Right Now, Wrong Then [2015] is South Korean director Hong Sang-soo’s latest film.
Reimagining Constructs… On paper, this film looks a lot like other films that have come before it: boy meets girl; boy and girl dance around the idea of romance; boy and girl part ways; rewind and replay. It doesn’t sound too interesting or inventive as its description could be dismissively summed up as Before Sunrise [1995] meets Rashoman [1950]. Yet, before there was Showtime’s The Affair and before The Disappearance of Eleanor Rigby [2014], there was Hong Sang-soo. He has been playing around with time and perspective for as long as he has been making films (i.e. since 1996). But unlike The Affair and Eleanor Rigby, Hong’s permutations are less broad: it’s not quite as binary as a his-versus-her perspective gimmick and it’s not quite the Rashoman effect either, which makes Right Now, Wrong Then—and Hong—unique creatures unto themselves.

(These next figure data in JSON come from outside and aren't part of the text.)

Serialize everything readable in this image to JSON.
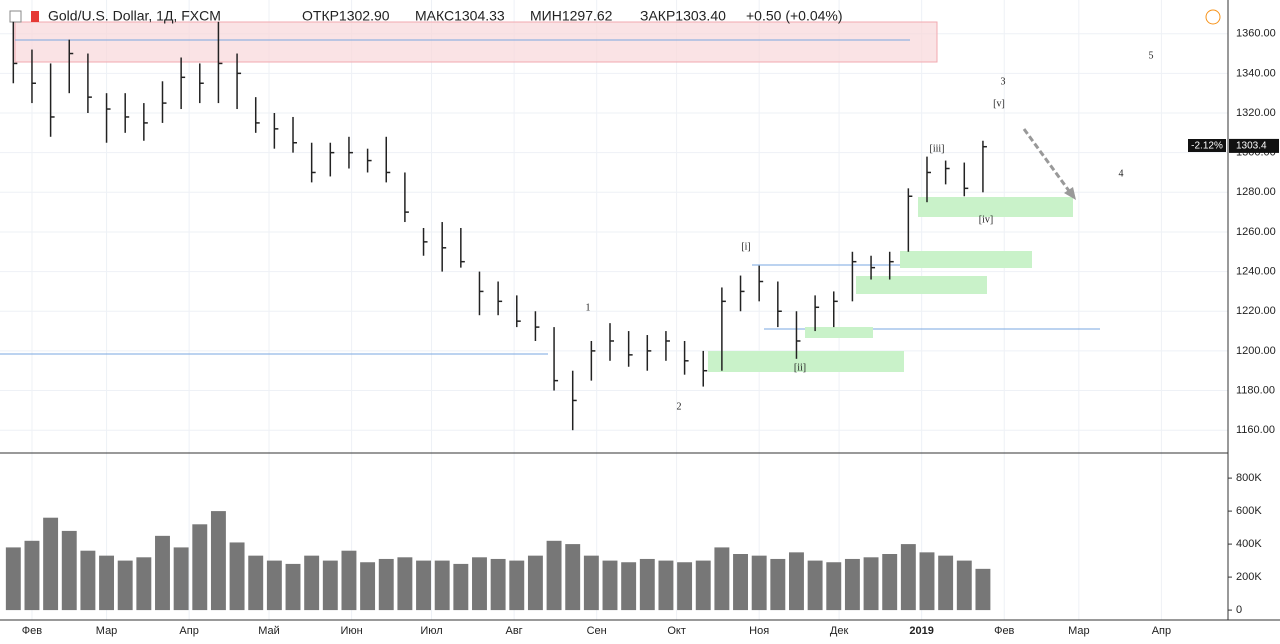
{
  "chart_data": {
    "type": "ohlc",
    "title": "Gold/U.S. Dollar, 1Д, FXCM",
    "open_label": "ОТКР1302.90",
    "high_label": "МАКС1304.33",
    "low_label": "МИН1297.62",
    "close_label": "ЗАКР1303.40",
    "change_label": "+0.50 (+0.04%)",
    "last_change": "-2.12%",
    "last_price": 1303.4,
    "x": [
      -7,
      0,
      7,
      14,
      21,
      28,
      35,
      42,
      49,
      56,
      63,
      70,
      77,
      84,
      91,
      98,
      105,
      112,
      119,
      126,
      133,
      140,
      147,
      154,
      161,
      168,
      175,
      182,
      189,
      196,
      203,
      210,
      217,
      224,
      231,
      238,
      245,
      252,
      259,
      266,
      273,
      280,
      287,
      294,
      301,
      308,
      315,
      322,
      329,
      336,
      343,
      350,
      357
    ],
    "high": [
      1366,
      1352,
      1345,
      1357,
      1350,
      1330,
      1330,
      1325,
      1336,
      1348,
      1345,
      1366,
      1350,
      1328,
      1320,
      1318,
      1305,
      1305,
      1308,
      1302,
      1308,
      1290,
      1262,
      1265,
      1262,
      1240,
      1235,
      1228,
      1220,
      1212,
      1190,
      1205,
      1214,
      1210,
      1208,
      1210,
      1205,
      1200,
      1232,
      1238,
      1243,
      1235,
      1220,
      1228,
      1230,
      1250,
      1248,
      1250,
      1282,
      1298,
      1296,
      1295,
      1306
    ],
    "low": [
      1335,
      1325,
      1308,
      1330,
      1320,
      1305,
      1310,
      1306,
      1315,
      1322,
      1325,
      1325,
      1322,
      1310,
      1302,
      1300,
      1285,
      1288,
      1292,
      1290,
      1285,
      1265,
      1248,
      1240,
      1242,
      1218,
      1218,
      1212,
      1205,
      1180,
      1160,
      1185,
      1195,
      1192,
      1190,
      1195,
      1188,
      1182,
      1190,
      1220,
      1225,
      1212,
      1196,
      1210,
      1212,
      1225,
      1236,
      1236,
      1250,
      1275,
      1284,
      1278,
      1280
    ],
    "close": [
      1345,
      1335,
      1318,
      1350,
      1328,
      1322,
      1318,
      1315,
      1325,
      1338,
      1335,
      1345,
      1340,
      1315,
      1312,
      1305,
      1290,
      1300,
      1300,
      1296,
      1290,
      1270,
      1255,
      1252,
      1245,
      1230,
      1225,
      1215,
      1212,
      1185,
      1175,
      1200,
      1205,
      1198,
      1200,
      1205,
      1195,
      1190,
      1225,
      1230,
      1235,
      1220,
      1205,
      1222,
      1225,
      1245,
      1242,
      1245,
      1278,
      1290,
      1292,
      1282,
      1303
    ],
    "xlim": [
      -12,
      449
    ],
    "ylim": [
      1149,
      1377
    ],
    "yticks": [
      {
        "value": 1160,
        "label": "1160.00"
      },
      {
        "value": 1180,
        "label": "1180.00"
      },
      {
        "value": 1200,
        "label": "1200.00"
      },
      {
        "value": 1220,
        "label": "1220.00"
      },
      {
        "value": 1240,
        "label": "1240.00"
      },
      {
        "value": 1260,
        "label": "1260.00"
      },
      {
        "value": 1280,
        "label": "1280.00"
      },
      {
        "value": 1300,
        "label": "1300.00"
      },
      {
        "value": 1320,
        "label": "1320.00"
      },
      {
        "value": 1340,
        "label": "1340.00"
      },
      {
        "value": 1360,
        "label": "1360.00"
      }
    ],
    "xticks": [
      {
        "value": 0,
        "label": "Фев"
      },
      {
        "value": 28,
        "label": "Мар"
      },
      {
        "value": 59,
        "label": "Апр"
      },
      {
        "value": 89,
        "label": "Май"
      },
      {
        "value": 120,
        "label": "Июн"
      },
      {
        "value": 150,
        "label": "Июл"
      },
      {
        "value": 181,
        "label": "Авг"
      },
      {
        "value": 212,
        "label": "Сен"
      },
      {
        "value": 242,
        "label": "Окт"
      },
      {
        "value": 273,
        "label": "Ноя"
      },
      {
        "value": 303,
        "label": "Дек"
      },
      {
        "value": 334,
        "label": "2019"
      },
      {
        "value": 365,
        "label": "Фев"
      },
      {
        "value": 393,
        "label": "Мар"
      },
      {
        "value": 424,
        "label": "Апр"
      }
    ],
    "color": "#222222",
    "grid": true,
    "waves": [
      "1",
      "2",
      "3",
      "4",
      "5",
      "[i]",
      "[ii]",
      "[iii]",
      "[iv]",
      "[v]"
    ],
    "volume": {
      "color": "#777777",
      "values": [
        380000,
        420000,
        560000,
        480000,
        360000,
        330000,
        300000,
        320000,
        450000,
        380000,
        520000,
        600000,
        410000,
        330000,
        300000,
        280000,
        330000,
        300000,
        360000,
        290000,
        310000,
        320000,
        300000,
        300000,
        280000,
        320000,
        310000,
        300000,
        330000,
        420000,
        400000,
        330000,
        300000,
        290000,
        310000,
        300000,
        290000,
        300000,
        380000,
        340000,
        330000,
        310000,
        350000,
        300000,
        290000,
        310000,
        320000,
        340000,
        400000,
        350000,
        330000,
        300000,
        250000
      ],
      "ylim": [
        -60000,
        940000
      ],
      "yticks": [
        0,
        {
          "value": 200000,
          "label": "200K"
        },
        {
          "value": 400000,
          "label": "400K"
        },
        {
          "value": 600000,
          "label": "600K"
        },
        {
          "value": 800000,
          "label": "800K"
        }
      ]
    }
  }
}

Reconstructing Constructs… Right Now is replete with Hong’s signatures. His films often feature characters engaged in mundane daily activities such as eating, drinking and talking and Right Now is no different. In this film, the boy is Ham Cheon-soo, a filmmaker who is visiting Suwon, from Seoul, for a screening of his film and a corresponding Q & A whereas the girl is Yoon Hee-jeong, a former model, and current aspiring painter. Cheon-soo and Hee-jeong drink coffee, talk about art, eat sushi and drink soju. Nothing revelatory. Yet, what sets this film apart from the sea of talky indies is its plot structure. The film’s main sequence of events is shown onscreen twice with the title cards reading Right Now, Wrong Then and Right Then, Wrong Now respectively. In juxtaposing two version of the same basic events, Hong uses repetition and variation to invite his audience to scrutinize their preconceptions and examine the nature of memory and remembering. The two versions presented will also subvert audience expectations. In doing this, it’s as if Hong is asking us to 1. engage in an exercise of what-ifs and 2. to examine our notions of romance and romance stories; all of which makes this seemingly simplistic film more complex than what first meets the eye.

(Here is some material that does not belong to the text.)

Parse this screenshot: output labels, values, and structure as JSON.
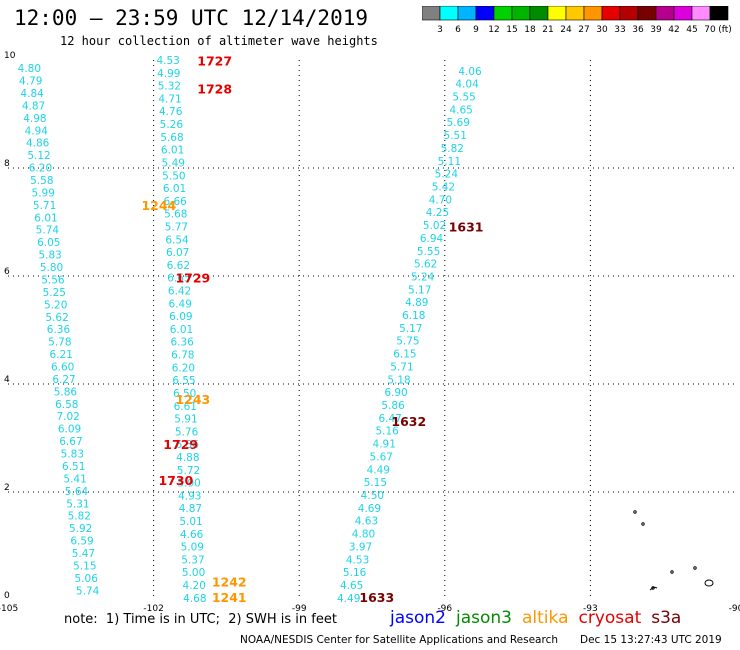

Revisiting Constructs… Another interesting aspect of Right Now—which is yet another recurrent aspect of Hong’s films—is that of the foolish male character. Cheon-soo talks often and talks plenty, but he never says much of anything. For instance, in trying to answer a question at his Q & A, he rambles incoherently and spits out a lot of words that ultimately amount to a hill of beans. In fact, when Cheon-soo ends up meeting some of Hee-jeong’s friends, they point out that his meditations on artistry and his critique of Hee-jeong’s paintings are essentially the same points that he usually makes in his interviews. Seemingly suspended in some sort of Marco-Rubio-esque robot mode, Cheon-soo recites the same few reliable lines, time and again, as he self-cannibalizes his own ideas—perpetually in fear that he’ll be found out that he really doesn’t have anything insightful to say at all. In part, it’s curious the degree to which this is metatextual seeing as this kind of criticism could be levied against Hong himself who plays around with the same themes, ideas and basic building blocks of filmmaking time and again. And in this vein, part of this film seems to be about ‘The Movies’ as telling stories and making movies is largely a matter of framing and perspective: To make a film overtly with two variants of the same story without any internal logic like that of Edge of Tomorrow [2014] while featuring a character like Cheon-soo feels like Hong is asking his audience to examine the fork at which our perspective and the cinema intersect and how one informs the other and vice versa. Thus far, it may sound like Right Now is an unbearably earnest and stuffy film, but despite its talkiness and its structure, this film does breath and it’s Hong’s dry humor that undercuts the most serious elements of this film.